Was hatte sie mit anhören müssen? Sie hat kein Feuer, keine Leidenschaft. Die unleugbare Wahrheit hinter den harten Worten verletzte sie am meisten.

Posy versuchte, die aufsteigenden Tränen wegzublinzeln. Vor der untergehenden Sonne glich Nico einem personifizierten Feuergott – Mars, der auf die Erde gekommen war, um sie zu retten. Konnte er sie mit seinem Feuer berühren? Sie wärmen und zum Leben erwecken?

Posy wagte einen weiteren Schritt, während Nico lässig am Felsenbogen lehnte und sie beobachtete. Sie schluckte heftig und fuhr sich mit der Zungenspitze über die trockenen Lippen. „Nicht zu ritterlich, hoffe ich …“

Sein Blick hielt ihren gefangen. „Hängt von den Umständen ab.“

„Wenn ich tatsächlich eine Selkie wäre, würdest du auf meine Robbenhaut aufpassen, nur für diese eine Nacht …“ Damit spielte sie auf eine Sage in der schottischen Mythologie an, in der verliebte Männer die wunderschönen Meeresnymphen versuchten an sich zu binden, indem sie ihre Robbenhaut versteckten, ohne die sie nicht ins Meer zurückkehren konnten.
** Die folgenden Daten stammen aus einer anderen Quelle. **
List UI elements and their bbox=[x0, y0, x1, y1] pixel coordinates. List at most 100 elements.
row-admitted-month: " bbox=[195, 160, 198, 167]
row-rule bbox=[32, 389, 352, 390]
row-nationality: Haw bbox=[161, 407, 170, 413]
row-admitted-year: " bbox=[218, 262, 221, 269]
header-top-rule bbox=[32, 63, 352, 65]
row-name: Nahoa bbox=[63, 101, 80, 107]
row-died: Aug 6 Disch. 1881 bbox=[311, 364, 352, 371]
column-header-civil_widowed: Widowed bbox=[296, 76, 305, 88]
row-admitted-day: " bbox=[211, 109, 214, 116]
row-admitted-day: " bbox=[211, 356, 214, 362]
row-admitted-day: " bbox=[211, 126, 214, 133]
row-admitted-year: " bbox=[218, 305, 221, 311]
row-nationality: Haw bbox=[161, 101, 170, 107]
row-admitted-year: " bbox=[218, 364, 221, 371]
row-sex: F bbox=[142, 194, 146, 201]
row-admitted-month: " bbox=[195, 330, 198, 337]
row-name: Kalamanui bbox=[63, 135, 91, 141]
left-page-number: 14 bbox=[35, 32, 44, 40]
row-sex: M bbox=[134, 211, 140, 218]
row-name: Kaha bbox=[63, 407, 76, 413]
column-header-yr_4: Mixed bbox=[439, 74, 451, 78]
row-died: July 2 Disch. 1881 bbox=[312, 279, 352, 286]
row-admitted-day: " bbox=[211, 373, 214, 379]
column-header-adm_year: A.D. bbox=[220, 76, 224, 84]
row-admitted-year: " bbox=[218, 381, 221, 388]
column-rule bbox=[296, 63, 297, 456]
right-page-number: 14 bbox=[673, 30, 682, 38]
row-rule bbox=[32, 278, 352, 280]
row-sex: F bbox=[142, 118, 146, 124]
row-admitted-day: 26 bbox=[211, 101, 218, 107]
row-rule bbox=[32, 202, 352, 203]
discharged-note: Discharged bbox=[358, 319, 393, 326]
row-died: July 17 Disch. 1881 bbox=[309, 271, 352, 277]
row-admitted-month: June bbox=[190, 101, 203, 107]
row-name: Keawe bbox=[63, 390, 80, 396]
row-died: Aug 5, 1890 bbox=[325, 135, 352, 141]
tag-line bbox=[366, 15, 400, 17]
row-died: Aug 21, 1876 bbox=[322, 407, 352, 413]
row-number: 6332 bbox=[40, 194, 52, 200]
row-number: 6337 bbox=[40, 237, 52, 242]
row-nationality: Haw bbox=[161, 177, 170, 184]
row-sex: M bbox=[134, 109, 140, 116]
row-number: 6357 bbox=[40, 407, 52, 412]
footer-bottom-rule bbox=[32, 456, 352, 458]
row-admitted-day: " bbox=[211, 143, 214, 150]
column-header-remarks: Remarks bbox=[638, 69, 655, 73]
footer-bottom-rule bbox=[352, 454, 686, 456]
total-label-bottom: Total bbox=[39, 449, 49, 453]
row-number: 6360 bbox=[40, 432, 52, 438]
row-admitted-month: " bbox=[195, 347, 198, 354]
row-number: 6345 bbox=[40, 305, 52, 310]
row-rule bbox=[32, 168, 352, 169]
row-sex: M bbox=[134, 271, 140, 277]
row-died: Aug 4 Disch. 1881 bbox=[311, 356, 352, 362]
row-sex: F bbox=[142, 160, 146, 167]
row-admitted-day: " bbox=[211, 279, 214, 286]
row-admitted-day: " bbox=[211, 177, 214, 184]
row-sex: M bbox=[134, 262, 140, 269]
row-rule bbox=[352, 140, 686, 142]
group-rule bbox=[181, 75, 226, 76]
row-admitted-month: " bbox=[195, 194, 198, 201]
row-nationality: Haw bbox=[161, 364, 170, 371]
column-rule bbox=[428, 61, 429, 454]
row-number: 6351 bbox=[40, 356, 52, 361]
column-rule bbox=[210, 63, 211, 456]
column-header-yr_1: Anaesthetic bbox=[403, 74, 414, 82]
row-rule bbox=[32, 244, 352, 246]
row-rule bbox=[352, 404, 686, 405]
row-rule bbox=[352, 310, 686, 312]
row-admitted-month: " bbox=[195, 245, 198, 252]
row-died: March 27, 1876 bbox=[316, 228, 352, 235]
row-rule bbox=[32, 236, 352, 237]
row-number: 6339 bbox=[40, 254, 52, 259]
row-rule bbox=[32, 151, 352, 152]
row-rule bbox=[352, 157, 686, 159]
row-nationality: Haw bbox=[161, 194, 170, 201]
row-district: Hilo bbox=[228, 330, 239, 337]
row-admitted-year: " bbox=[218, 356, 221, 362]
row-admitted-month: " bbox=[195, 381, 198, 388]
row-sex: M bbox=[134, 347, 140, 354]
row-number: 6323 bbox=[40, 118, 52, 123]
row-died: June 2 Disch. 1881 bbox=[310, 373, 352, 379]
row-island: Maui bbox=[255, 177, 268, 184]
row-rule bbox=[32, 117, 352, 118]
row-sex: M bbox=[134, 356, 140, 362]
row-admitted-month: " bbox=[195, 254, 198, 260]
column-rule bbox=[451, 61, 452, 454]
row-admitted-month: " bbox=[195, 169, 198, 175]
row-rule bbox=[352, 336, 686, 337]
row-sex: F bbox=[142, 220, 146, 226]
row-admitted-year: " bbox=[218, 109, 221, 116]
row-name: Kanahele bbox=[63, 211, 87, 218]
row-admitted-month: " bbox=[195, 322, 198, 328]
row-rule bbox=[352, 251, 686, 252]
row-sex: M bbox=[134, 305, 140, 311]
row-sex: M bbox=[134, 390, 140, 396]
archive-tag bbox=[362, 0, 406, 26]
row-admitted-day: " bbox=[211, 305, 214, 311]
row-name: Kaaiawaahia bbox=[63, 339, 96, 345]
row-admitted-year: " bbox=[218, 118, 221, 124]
„Ich würde eine Selkie nie hintergehen, weil ich möchte, dass sie allein aus freiem Willen zu mir kommt und vielleicht bleibt …“

„Würde sie?“

„Ich glaube schon.“

Noch ein weiterer Schritt. Jetzt war sie nah genug, um das Begehren in seinen Augen zu sehen, das seine zur Schau getragene Lässigkeit Lügen strafte. Der zuckende Muskel auf der dunklen Wange war ein weiteres Indiz dafür. Er wollte sie.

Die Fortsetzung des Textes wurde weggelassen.